Complete occlusion is going to be completely occluding the artery. The other thing that you would look at is, obviously, the deep vein clots that are in the femorals. These blood clots can actually travel, break free, and travel back, and go into the pulmonary. Which therefore, you would have the pulmonary edema.

OK. We've talked about hypertension, so make sure you look at the JNC8. Study [AUDIO OUT]. OK. So make sure that you're looking at-- sorry about that delay. Make sure you're looking at the COPD, or the hypertension, DVTs, coag, lipids, valvular disorders, endo and myocardial infarction.
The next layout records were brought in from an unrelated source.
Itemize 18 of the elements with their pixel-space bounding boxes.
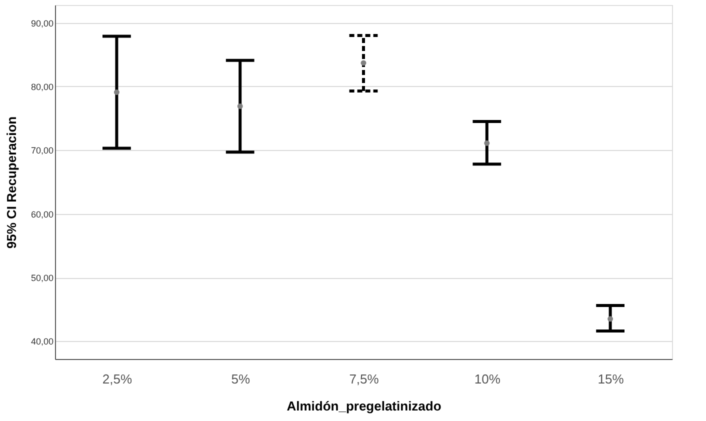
point — [114, 89, 120, 95]
y-tick-label: 40,00 — [30, 336, 54, 347]
point — [360, 60, 366, 66]
point — [484, 140, 490, 146]
x-tick-label: 7,5% — [349, 372, 380, 386]
x-axis-title: Almidón_pregelatinizado — [286, 398, 442, 414]
point — [608, 316, 614, 322]
y-tick-label: 50,00 — [30, 273, 54, 284]
x-tick-label: 5% — [231, 372, 250, 386]
y-tick-label: 60,00 — [30, 209, 54, 220]
y-tick-label: 70,00 — [30, 146, 54, 156]
x-tick-label: 10% — [474, 372, 501, 386]
y-axis-title: 95% CI Recuperacion — [4, 116, 19, 249]
x-tick-label: 15% — [598, 372, 624, 386]
y-tick-label: 90,00 — [30, 18, 54, 28]
x-tick-label: 2,5% — [102, 372, 132, 386]
y-tick-label: 80,00 — [30, 82, 54, 92]
point — [237, 104, 243, 109]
The other thing that you want to look at is the COPD, and how that's effective. And as well as the pneumonias, whether they're community acquired pathogens, the characteristics of such. How do you treat them? What is it you're looking at? End patient-- are they in intensive care, not in intensive care? What is it that you're dealing with? Always make sure you know the pathogen.

You also want to look at COPD as far as, if it is the alveolar membrane degraded? Is it the inflammation or excess mucus from the muscle constriction related to bronchitis? What is it that you're dealing with, with these individuals?

And then always makes sure-- the one thing that I always see, that is a problem in relation to COPD, is we're not treating them effectively. So we are using medication-inhaled corticosteroids. We're using systemic corticosteroids. But we're not using the short-acting steroids, so we're not giving them a total relief. We're giving them longterm, as far as indications to initiate that long-term, greater than 15 hours in a day. Sometimes they're on O2, sometimes not.

But our goal is to ensure adequate oxygen delivery to those vital organs. If we're cheating them out of any certain part of the day, then we're cheating the other organs out of their necessary nutrients to function appropriately. So remember-- SABA, LABA-go by the gold standards that you will find. There will be a link on the website for the gold standards. Make sure that you follow those pathways on treatment methodology, as well as on the asthma and your pneumonias.

OK. And this is the conclusion of week three. And if you have any questions, please don't hesitate to reach out to your instructor. Everyone have a wonderful week.